My daughter was born in Hong Kong in 2007 and, wow, was that a big year for babies in Chinese culture. It was Year of the Golden Pig, and one of the most auspicious for giving birth. If your child was born in between February 18, 2007 and February 6, 2008, this might be some interesting trivia for you.
What Is Year Of The Golden Pig?
The Year of the Pig occurs every 12 years on the zodiac calendar. In the lead up to Year of the Golden Pig, Hong Kong media reported that it was an every 600 years occurrence.
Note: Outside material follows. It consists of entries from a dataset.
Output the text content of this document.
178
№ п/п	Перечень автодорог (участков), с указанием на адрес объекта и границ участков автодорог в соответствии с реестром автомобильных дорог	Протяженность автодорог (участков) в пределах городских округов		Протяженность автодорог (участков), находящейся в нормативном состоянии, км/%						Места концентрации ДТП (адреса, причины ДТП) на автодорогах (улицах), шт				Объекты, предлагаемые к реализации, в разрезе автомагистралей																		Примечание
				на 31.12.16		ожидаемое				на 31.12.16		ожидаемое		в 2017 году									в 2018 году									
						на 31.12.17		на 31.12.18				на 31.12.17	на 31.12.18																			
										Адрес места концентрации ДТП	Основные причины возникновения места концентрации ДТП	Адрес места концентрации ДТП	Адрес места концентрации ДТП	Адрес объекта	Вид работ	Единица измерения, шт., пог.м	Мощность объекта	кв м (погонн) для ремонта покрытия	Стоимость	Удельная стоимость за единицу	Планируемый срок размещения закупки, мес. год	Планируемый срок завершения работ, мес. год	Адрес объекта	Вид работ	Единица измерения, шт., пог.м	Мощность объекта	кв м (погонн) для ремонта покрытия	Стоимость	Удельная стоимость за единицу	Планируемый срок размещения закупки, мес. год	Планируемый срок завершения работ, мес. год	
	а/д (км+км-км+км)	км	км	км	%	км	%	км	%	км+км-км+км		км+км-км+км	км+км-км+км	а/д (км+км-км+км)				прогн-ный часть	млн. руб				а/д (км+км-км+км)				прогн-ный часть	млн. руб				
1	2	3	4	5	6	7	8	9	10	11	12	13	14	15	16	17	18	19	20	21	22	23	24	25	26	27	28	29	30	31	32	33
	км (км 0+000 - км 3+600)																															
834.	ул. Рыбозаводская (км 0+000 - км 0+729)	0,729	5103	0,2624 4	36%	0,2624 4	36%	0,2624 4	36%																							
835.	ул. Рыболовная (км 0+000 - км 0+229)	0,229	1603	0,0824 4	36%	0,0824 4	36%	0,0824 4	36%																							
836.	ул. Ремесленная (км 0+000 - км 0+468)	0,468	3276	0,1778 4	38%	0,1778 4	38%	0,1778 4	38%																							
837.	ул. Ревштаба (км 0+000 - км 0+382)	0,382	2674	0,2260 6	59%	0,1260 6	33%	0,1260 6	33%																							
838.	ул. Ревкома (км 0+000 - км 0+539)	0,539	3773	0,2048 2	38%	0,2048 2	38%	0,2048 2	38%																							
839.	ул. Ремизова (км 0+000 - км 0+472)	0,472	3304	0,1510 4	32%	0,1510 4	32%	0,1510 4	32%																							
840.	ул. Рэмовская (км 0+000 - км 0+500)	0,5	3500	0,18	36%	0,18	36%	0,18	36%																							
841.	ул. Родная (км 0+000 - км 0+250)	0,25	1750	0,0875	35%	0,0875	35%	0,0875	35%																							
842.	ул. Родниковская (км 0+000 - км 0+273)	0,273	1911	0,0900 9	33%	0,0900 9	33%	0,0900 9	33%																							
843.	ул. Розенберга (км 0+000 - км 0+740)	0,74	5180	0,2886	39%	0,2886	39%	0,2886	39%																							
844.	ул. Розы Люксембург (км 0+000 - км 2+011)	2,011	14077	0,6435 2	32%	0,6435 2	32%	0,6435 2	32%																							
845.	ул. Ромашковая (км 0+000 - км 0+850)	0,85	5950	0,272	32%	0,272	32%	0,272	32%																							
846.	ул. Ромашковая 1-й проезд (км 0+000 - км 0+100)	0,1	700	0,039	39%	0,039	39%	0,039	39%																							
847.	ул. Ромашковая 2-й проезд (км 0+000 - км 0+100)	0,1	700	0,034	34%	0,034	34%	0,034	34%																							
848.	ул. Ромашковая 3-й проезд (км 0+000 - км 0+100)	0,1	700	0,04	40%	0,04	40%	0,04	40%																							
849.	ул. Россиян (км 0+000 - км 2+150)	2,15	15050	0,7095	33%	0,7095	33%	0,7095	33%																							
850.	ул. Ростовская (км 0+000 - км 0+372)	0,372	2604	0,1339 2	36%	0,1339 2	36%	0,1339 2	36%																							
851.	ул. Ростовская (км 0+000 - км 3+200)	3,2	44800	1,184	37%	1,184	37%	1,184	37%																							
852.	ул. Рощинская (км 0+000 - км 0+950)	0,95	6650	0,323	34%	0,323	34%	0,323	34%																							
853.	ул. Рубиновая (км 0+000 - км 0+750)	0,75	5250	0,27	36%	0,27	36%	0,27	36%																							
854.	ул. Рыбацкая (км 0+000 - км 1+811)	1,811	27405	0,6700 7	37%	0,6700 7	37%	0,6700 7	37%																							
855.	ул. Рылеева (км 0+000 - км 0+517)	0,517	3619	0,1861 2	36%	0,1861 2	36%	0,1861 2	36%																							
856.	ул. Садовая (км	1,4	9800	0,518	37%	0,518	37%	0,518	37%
However, here in the U.S., it’s quoted as happening every 60 years.
In either case, if you are a believer in the Chinese zodiac and were thinking of having children around that time, you probably would have made extra sure the child was born during this time in 2007, if possible.
Keep in mind that back then in some mainland Chinese areas, people were only allowed one child (this law has since been repealed). If you were going to plan for that one child, wouldn’t you want he or she to be born in the most auspicious year?
Why It Is an Auspicious Year
A pig is jolly and fat, which is symbolic of wealth. You need money to eat and be happy, right? Chinese folklore has it that a child born in the Year of the Golden Pig will certainly experience a prosperous and healthy life. The child will also be honest and hardworking.
We did not plan to have my daughter in the Year of the Golden Pig. It was just “luck.”
Fear of a Baby Boom
This brought up all sorts of concerns in Hong Kong and China, such as a considerable portion of the workforce being out on maternity leave at the same time as well as overcrowding of hospitals. Mainland Chinese need a visa to enter Hong Kong, but some are permitted to give birth at private hospitals there.
(Having given birth in Hong Kong, I get why people in nearby countries would go to great lengths have babies there. My Hong Kong hospital was like a five-star hotel, and the care I received was far superior to anything I’ve ever experienced in California.)
The result? There were going to be even more people entering legally and illegally, both putting pressure on the Hong Kong health care system. Not only that, but plenty of Hong Kong residents postponed having a baby until Year of the Golden Pig, though not as many as those on the mainland.
Hospitals Required Reservations from Day One
While I was home in California for the holidays, I learned my OB-GYN in Hong Kong had forgotten to make a reservation for me at my hospital of choice. I thought she had done this on day one, but all was revealed while I was in the U.S. and helpless to do much about it. Panic is an understatement.
In the Year of the Golden Pig, there was no way you could go into labor and expect to be accepted into your hospital of choice as is the norm in many other countries around the world. No way.
You needed to book your hospital the second your pregnancy was confirmed by a doctor, which luckily could be nearly immediately after you felt pregnant (one month in my case). Even then, your first choice was not guaranteed because there were so many people giving birth.
What Actually Happened
The hospitals in Hong Kong were indeed overflowing. There were reports of women giving birth in the hallways of the public hospitals because there were no beds available and had to accept everyone giving birth.
In the end, I switched doctors to the most high powered OB-GYN at my hospital of choice, and I got into the Matilda. It was the most amazing experience ever.
It Was a Good Year for All
Needless to say, 2007 was a great year for anyone in the baby business. I even read a Reuters article that talks about lagging condom sales in the months before the Year of the Golden Pig!
In the end, there indeed were a lot of babies born in Asia in the Year of the Golden Pig. I don’t think it caused quite the strain on China that some were expecting. But, future concerns, like overcrowding of schools, remain to be seen.
Do you have a Golden Pig baby? If so, hopefully, they can spoil YOU in your golden years.